If you’re anything like me, you follow various people on social media who are new moms. young moms, moms of multiples, etc. sharing their tips and tricks to surviving motherhood. That phrase may bother some people “surviving motherhood”, but I’ve been surviving for the last year and a half. I don’t exaggerate when I say I haven’t had a full nights sleep since before Jax was born, but I’m okay with that. I’m fortunate and count my blessings daily that I’m able to be home with Jaxon 90% of the time. But some nights, I am most definitely in survival mode. Some days I drink an entire pot of coffee, causing me to stay up too late (like tonight as I write out this blog at 12:30 am) and when I finally do fall asleep, it’s as if Jaxon’s internal alarm goes off & he’s up for a nursing session, which then causes me to be exhausted the next day. It’s a vicious cycle.
18 months. I have nursed Jax for 18 months. And shared thousands of ounces of breastmilk with so many moms in the Twin Cities. I didn’t realize this journey would be this long, but then, some of the best adventures are full of surprises. We were watching old videos of the baby & Chase said to me tonight the sound of my breast pump will haunt his dreams. I laughed because I didn’t even notice the hushed hum of the pump in the majority of the videos. I’m still amazed at what my body has been able to do for not only Jaxon but so many little babies. I didn’t mind pumping. I know some women who have said they hate washing the pump parts every time and how much room in the freezer the milk takes up, but I loved it all. And while I’ve loved being able to donate and hope to do more in the future, I’m 100% an advocate of #fedisbest.
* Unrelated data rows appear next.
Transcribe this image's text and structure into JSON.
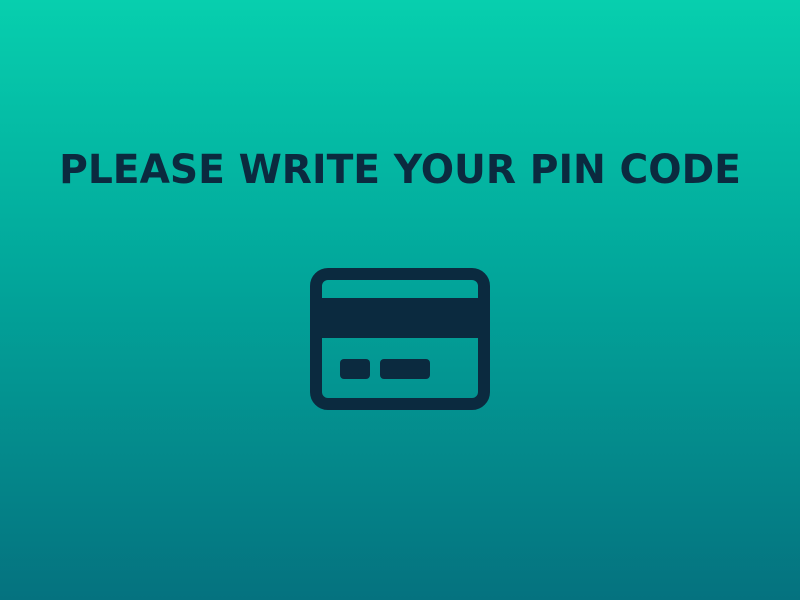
{
  "screen": {
    "prompt": "PLEASE WRITE YOUR PIN CODE",
    "icon": "credit-card-icon",
    "colors": {
      "background_top": "#07cfae",
      "background_bottom": "#05727f",
      "foreground": "#0b2a3f"
    }
  }
}
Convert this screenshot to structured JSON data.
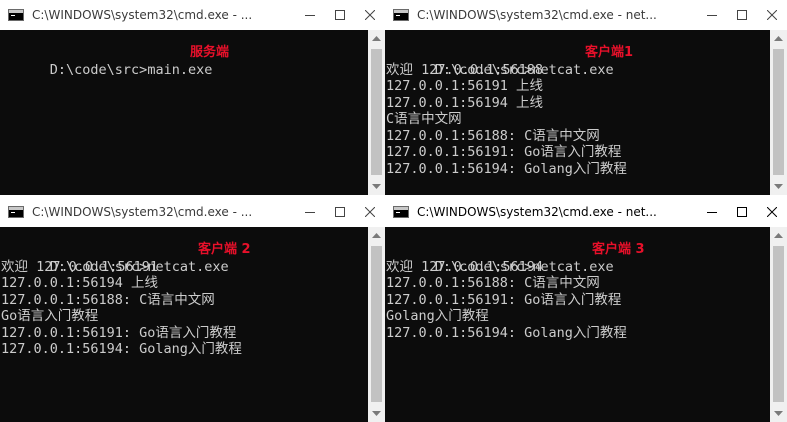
{
  "windows": [
    {
      "title": "C:\\WINDOWS\\system32\\cmd.exe - ...",
      "active": false,
      "annotation": "服务端",
      "prompt": "D:\\code\\src>main.exe",
      "lines": []
    },
    {
      "title": "C:\\WINDOWS\\system32\\cmd.exe - net...",
      "active": false,
      "annotation": "客户端1",
      "prompt": "D:\\code\\src>netcat.exe",
      "lines": [
        "欢迎 127.0.0.1:56188",
        "127.0.0.1:56191 上线",
        "127.0.0.1:56194 上线",
        "C语言中文网",
        "127.0.0.1:56188: C语言中文网",
        "127.0.0.1:56191: Go语言入门教程",
        "127.0.0.1:56194: Golang入门教程"
      ]
    },
    {
      "title": "C:\\WINDOWS\\system32\\cmd.exe - ...",
      "active": false,
      "annotation": "客户端 2",
      "prompt": "D:\\code\\src>netcat.exe",
      "lines": [
        "欢迎 127.0.0.1:56191",
        "127.0.0.1:56194 上线",
        "127.0.0.1:56188: C语言中文网",
        "Go语言入门教程",
        "127.0.0.1:56191: Go语言入门教程",
        "127.0.0.1:56194: Golang入门教程"
      ]
    },
    {
      "title": "C:\\WINDOWS\\system32\\cmd.exe - net...",
      "active": true,
      "annotation": "客户端 3",
      "prompt": "D:\\code\\src>netcat.exe",
      "lines": [
        "欢迎 127.0.0.1:56194",
        "127.0.0.1:56188: C语言中文网",
        "127.0.0.1:56191: Go语言入门教程",
        "Golang入门教程",
        "127.0.0.1:56194: Golang入门教程"
      ]
    }
  ],
  "icons": {
    "app": "cmd-console-icon",
    "minimize": "minimize-icon",
    "maximize": "maximize-icon",
    "close": "close-icon",
    "scroll_up": "scroll-up-arrow-icon",
    "scroll_down": "scroll-down-arrow-icon"
  },
  "colors": {
    "console_bg": "#0c0c0c",
    "console_text": "#cccccc",
    "annotation": "#e8102a",
    "titlebar_bg": "#ffffff"
  }
}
I have girlfriends who would cry and feel guilty & judged because they weren’t able to product enough milk for their little ones and used formula. In my opinion, some of the most aggressive judgments come from mom’s who breastfeed. Comments like “why would you do formula?!” And “The health benefits of breastmilk vs. formula are no contest.” Well, I think mama’s sanity & mental health are just as important! When I had to pump and feed I felt so judged. Even though baby boy was getting breastmilk, I was taking away the bonding because he was getting it from a bottle! It sometimes feels like as a mom you just can’t win. “Breastfeed, but not for too long”, “Cover up while you nurse”, “Don’t cover while your nurse, and if you ARE covering while you nurse, why are you ashamed of what you’re doing?”, “Pumping and feeding via a bottle isn’t as good as nursing”.. the list goes on and on. And it’s exhausting.
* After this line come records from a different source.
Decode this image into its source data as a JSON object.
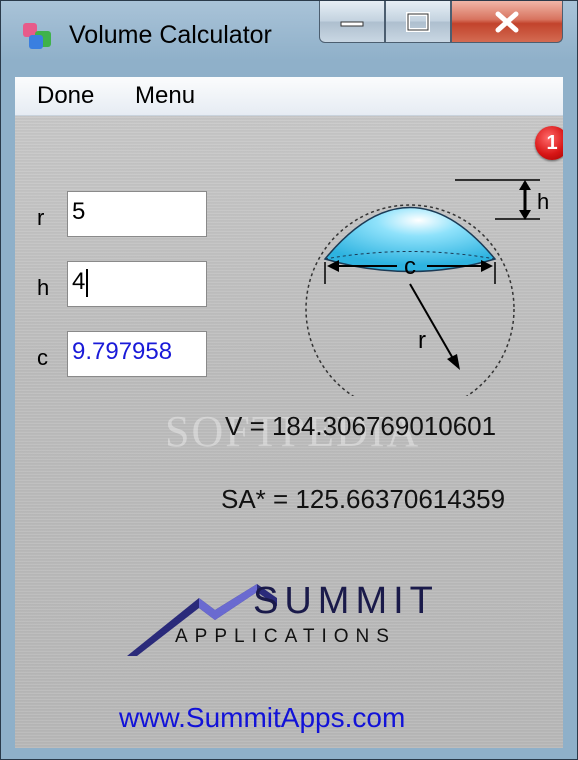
{
  "window": {
    "title": "Volume Calculator",
    "controls": {
      "minimize": "minimize",
      "maximize": "maximize",
      "close": "close"
    }
  },
  "menubar": {
    "items": [
      "Done",
      "Menu"
    ]
  },
  "notification_badge": "1",
  "fields": [
    {
      "label": "r",
      "value": "5"
    },
    {
      "label": "h",
      "value": "4"
    },
    {
      "label": "c",
      "value": "9.797958"
    }
  ],
  "diagram": {
    "labels": {
      "h": "h",
      "c": "c",
      "r": "r"
    }
  },
  "results": {
    "volume": "V = 184.306769010601",
    "surface_area": "SA* = 125.66370614359"
  },
  "watermark": "SOFTPEDIA",
  "logo": {
    "word": "SUMMIT",
    "sub": "APPLICATIONS"
  },
  "website": "www.SummitApps.com",
  "colors": {
    "accent_blue": "#1a1ad8",
    "cap_cyan": "#5fd0f2",
    "badge_red": "#d81616"
  }
}
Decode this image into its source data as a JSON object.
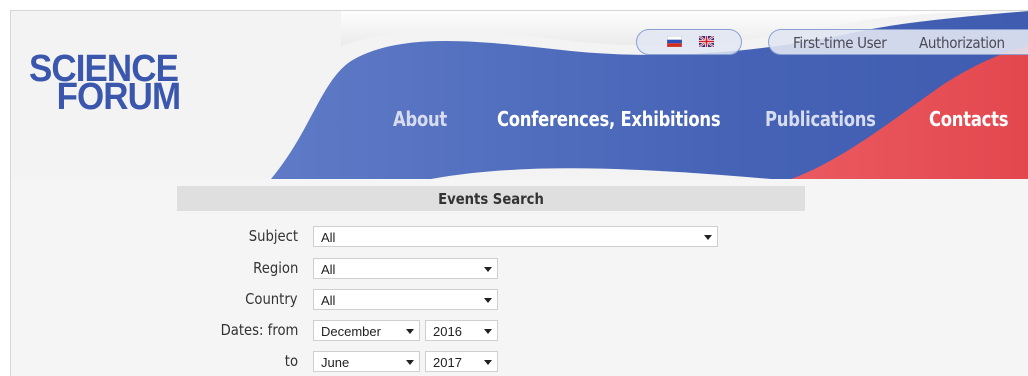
{
  "logo": {
    "line1": "SCIENCE",
    "line2": "FORUM",
    "color": "#3a57ad"
  },
  "header": {
    "languages": [
      {
        "name": "russian-flag-icon"
      },
      {
        "name": "uk-flag-icon"
      }
    ],
    "user_links": {
      "first_time": "First-time User",
      "authorization": "Authorization"
    },
    "nav": {
      "about": "About",
      "conferences": "Conferences, Exhibitions",
      "publications": "Publications",
      "contacts": "Contacts"
    },
    "colors": {
      "blue": "#4a66b8",
      "red": "#e84f55"
    }
  },
  "search": {
    "title": "Events Search",
    "labels": {
      "subject": "Subject",
      "region": "Region",
      "country": "Country",
      "dates_from": "Dates: from",
      "to": "to"
    },
    "values": {
      "subject": "All",
      "region": "All",
      "country": "All",
      "from_month": "December",
      "from_year": "2016",
      "to_month": "June",
      "to_year": "2017"
    }
  }
}
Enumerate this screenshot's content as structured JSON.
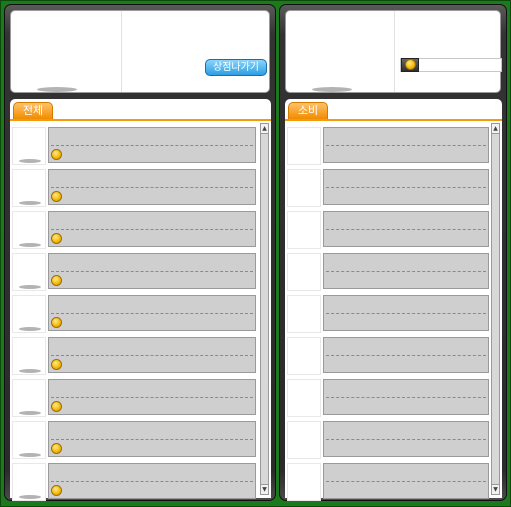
{
  "shop_owner": {
    "exit_button_label": "상점나가기",
    "tab_label": "전체",
    "item_count": 9
  },
  "inventory": {
    "tab_label": "소비",
    "item_count": 9
  },
  "colors": {
    "frame_green": "#1c7a1c",
    "tab_orange": "#f08c00",
    "exit_button_blue": "#2d9ee3",
    "item_box_gray": "#cfcfcf"
  },
  "icons": {
    "meso": "meso-coin-icon",
    "scroll_up": "scroll-up-arrow-icon",
    "scroll_down": "scroll-down-arrow-icon"
  }
}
And I just have to say to those who make the assumption that because I choose to cover my son while I nurse because I’m “ashamed”, you couldn’t be more wrong. I’m proud of what my body produces for my son. I’m thankful we are able to still bond in this way. I love that he still needs me right now. But I know how I feel when I see someone’s breast hanging out or how Chase feels uncomfortable when he sees a woman nursing without a cover and I choose to be more discreet. No, not all the time, sometimes I’m that woman with her boob hanging out, but I assess my surroundings and act accordingly.
We’ve actually come to the point in our journey where Jax just nurses daily and I manually pump when I feel it’s necessary. It’s strange going from pumping 50 ounces/day on top of nursing to simply nursing. I’m not going to lie, it’s a little sad. But I have to remind myself that this is all a part of the journey. That being said, as our journey’s coming to an end, I want to quickly share my one of my favorite products as of lately! Primally Pure’s Baby Balm was my go to for the nips when I was pumping all the time plus nursing & needed some relief. But now I use it as my nightly lip balm! And Jax can use it too. It’s so moisturizing, I’m obsessed. If you want to check it out, use code SIMPLYDONE for a nice little discount!
So I am here to say Happy National Breastfeeding Week. Let’s support & empower one another to be the best mommies we can be to our little ones. Raise them kind. Raise them a wild. Raise them right.